Er ist für mich neben Schumann der Komponist, bei dem ich mich nicht verbiegen, nicht viel suchen muss; bei ihm habe ich das Gefühl, ganz natürlich sprechen zu können. Ich liebe auch ganz besonders seine Lieder, wahrscheinlich macht gerade das Liedhafte Schuberts Musik für mich so selbstverständlich, dieses Innige, die dem Anschein nach simplen Melodien. Andererseits sind seine Werke genau dadurch sehr zerbrechlich, weil jede noch so kleine Phrase sehr gut gesungen sein muss und man viel verderben kann, wenn man dies versäumt. Ich habe Schubert deutlich später für mich entdeckt als Schumann, dessen Werke man als Pianist schon sehr früh spielt und zu dem ich bereits als Kind eine starke Verbindung gespürt habe. Auch bei Schumann steht das Gesangliche im Vordergrund, weshalb seine kleinen Stücke, beispielsweise aus dem Album für die Jugend, sich so gut eignen, Klavierschülern das singende Spiel zu vermitteln.
Mit Anfang zwanzig habe ich zum Weihnachtsfest die Aufnahme von Schuberts G-Dur-Sonate mit Sokolov geschenkt bekommen und sie die ganze Nacht gehört, das war mein Erweckungserlebnis.
Die Sonate D 960 war die letzte von Schuberts späten Klaviersonaten. Er veröffentlichte sie im August 1828, drei Monate vor seinem viel zu frühen Tod. Spüren Sie bei diesem Werk so etwas wie eine Todesahnung?
Schubert wusste, dass er unheilbar krank war. Über die vermeintliche Todesahnung in dieser Sonate wird viel spekuliert, zuletzt habe ich mit einem Freund – dem Autor meines Booklet-Textes – darüber gesprochen und wir sind uns dahingehend uneins. Für mich hat diese Musik ohne Zweifel etwas Überirdisches, allein die erste Phrase scheint schon immer dagewesen und ist in ihrer Schlichtheit und Vollkommenheit ein einziges Wunder.
Viele tun die letzten beiden Sätze als eher nebensächlich ab, dem kann ich überhaupt nicht zustimmen. Nach dem zweiten, unsagbar trostlosen, zutiefst erschütternden Satz (den ich im Übrigen keineswegs, wie Andras Schiff als Barkarole empfinden kann, auch wenn er mit Andante überschrieben ist), bleibt Schubert gar nichts anderes übrig, als sich mit dem Scherzo an den eigenen Haaren aus diesem Abgrund wieder herauszuziehen.
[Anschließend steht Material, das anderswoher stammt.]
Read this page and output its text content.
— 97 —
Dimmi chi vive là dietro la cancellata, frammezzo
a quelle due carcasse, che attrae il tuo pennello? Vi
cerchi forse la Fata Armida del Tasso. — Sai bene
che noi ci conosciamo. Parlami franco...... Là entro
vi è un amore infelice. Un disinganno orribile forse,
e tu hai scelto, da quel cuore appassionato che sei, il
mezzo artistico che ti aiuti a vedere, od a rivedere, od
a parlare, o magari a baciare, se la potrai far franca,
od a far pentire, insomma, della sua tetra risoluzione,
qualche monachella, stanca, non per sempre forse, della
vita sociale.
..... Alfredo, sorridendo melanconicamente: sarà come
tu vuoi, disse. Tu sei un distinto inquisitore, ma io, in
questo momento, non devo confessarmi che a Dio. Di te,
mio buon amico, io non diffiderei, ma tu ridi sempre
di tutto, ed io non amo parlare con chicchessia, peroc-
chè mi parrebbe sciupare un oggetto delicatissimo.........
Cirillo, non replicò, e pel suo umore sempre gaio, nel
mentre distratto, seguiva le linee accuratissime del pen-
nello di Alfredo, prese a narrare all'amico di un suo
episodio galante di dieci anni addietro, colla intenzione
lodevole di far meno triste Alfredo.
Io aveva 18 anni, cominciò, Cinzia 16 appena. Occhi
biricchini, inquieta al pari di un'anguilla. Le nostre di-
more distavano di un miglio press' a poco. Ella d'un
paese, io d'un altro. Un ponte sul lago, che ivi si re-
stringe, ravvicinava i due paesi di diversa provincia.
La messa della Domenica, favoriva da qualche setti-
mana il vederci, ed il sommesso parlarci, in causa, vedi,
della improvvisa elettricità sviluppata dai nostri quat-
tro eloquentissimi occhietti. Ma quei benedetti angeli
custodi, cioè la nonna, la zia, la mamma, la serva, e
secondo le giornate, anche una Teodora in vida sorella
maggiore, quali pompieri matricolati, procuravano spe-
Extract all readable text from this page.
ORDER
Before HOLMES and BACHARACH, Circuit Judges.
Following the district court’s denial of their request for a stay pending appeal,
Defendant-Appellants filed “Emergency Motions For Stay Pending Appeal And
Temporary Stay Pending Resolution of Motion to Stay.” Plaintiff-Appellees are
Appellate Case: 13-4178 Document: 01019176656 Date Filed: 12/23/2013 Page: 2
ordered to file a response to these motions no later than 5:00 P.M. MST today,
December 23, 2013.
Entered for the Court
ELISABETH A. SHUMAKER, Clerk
Und ist nicht im letzten Satz ganz klar der Wanderer zu hören, der immer weitermuss, obwohl es schon nicht mehr geht und er immer wieder zögert?
Unabhängig davon, ob Schubert besagte Todesahnung hatte oder nicht: In dieser Sonate liegt für mich ein ganzes Leben, und mir ist es einfach unbegreiflich, wie ein so junger Mensch diese Musik schreiben konnte.
Angenommen Sie könnten die Zeit zurückdrehen und Franz Schubert persönlich treffen: Worüber würden Sie mit ihm sprechen?
Am naheliegendsten wäre natürlich, mit ihm über seine Musik zu sprechen, andererseits ist doch das Wunderbare an ihr, dass sie ausdrückt, was wir eben nicht in Worte fassen können. Das größte Glück für mich wäre, wenn er mir etwas vorspielen würde.
Natalia Ehwald, vielen Dank für dieses Gespräch!